In Saturday's NYTimes, Floyd Norris, who usually knows better took a strange path in discussing the Euro and its impact on trade among the EU16 countries. His analysis? That the strength of the Euro disadvantages countries like Italy and France while it has worked in the favor of Germany and the Netherlands. And his measure? Market share.
This reminds me of the old text, "Lies, Damned Lies and Statistics". You can make numbers appear to reinforce any view you have, but I have never seen an anlysis concerned with the market share of export activity. Market share is an effective measure (along with many others) of a firm's performance. But a country and specifically their exports?

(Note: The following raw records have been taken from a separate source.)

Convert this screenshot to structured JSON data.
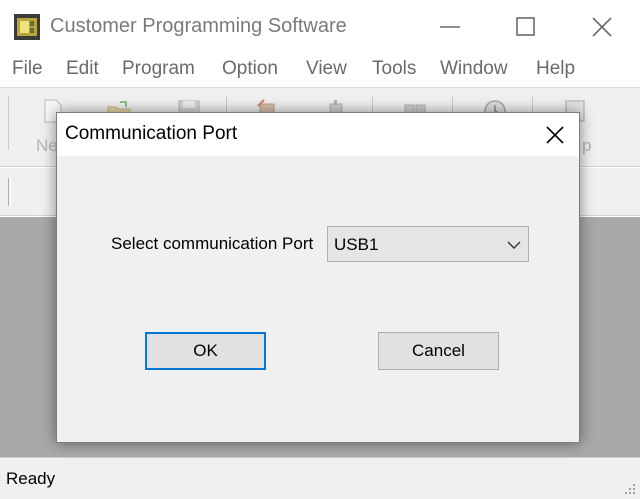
{
  "window": {
    "title": "Customer Programming Software",
    "icon": "app-chip-icon"
  },
  "menu": {
    "items": [
      {
        "label": "File"
      },
      {
        "label": "Edit"
      },
      {
        "label": "Program"
      },
      {
        "label": "Option"
      },
      {
        "label": "View"
      },
      {
        "label": "Tools"
      },
      {
        "label": "Window"
      },
      {
        "label": "Help"
      }
    ]
  },
  "toolbar": {
    "visible_label_fragments": {
      "first": "Ne",
      "last": "p"
    },
    "icons": [
      "new-file-icon",
      "open-folder-icon",
      "save-icon",
      "read-radio-icon",
      "write-radio-icon",
      "clone-icon",
      "clock-icon",
      "help-icon"
    ]
  },
  "dialog": {
    "title": "Communication Port",
    "port_label": "Select communication Port",
    "port_value": "USB1",
    "ok_label": "OK",
    "cancel_label": "Cancel"
  },
  "status": {
    "text": "Ready"
  },
  "colors": {
    "focus_border": "#0078d7",
    "workspace": "#a9a9a9",
    "chrome": "#f0f0f0"
  }
}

First, the "strength" of the Euro relative to other currencies makes it easier for Euro zone countries to import products. All other things being equal. The problem is that they are not. Wage rates are a big determining factor in costs, markets determine prices. Prices determine the competitiveness of products and have an impact on exports, as do the level of income abroad. You can't buy other people's exports unless you have income of your own. Not surprisingly the countries with the biggest increases in exports are the lower wage countries such as Slovakia and Slovenia. Though France and Italy did fine as the world emerges from the crisis. The exception is Germany; high wages and high exports. But Germany is always an exception to any discussion of international trade. Instead of fixating on currency we should examine aspects of their industrial policy which may teach us something about competitiveness for the US economy.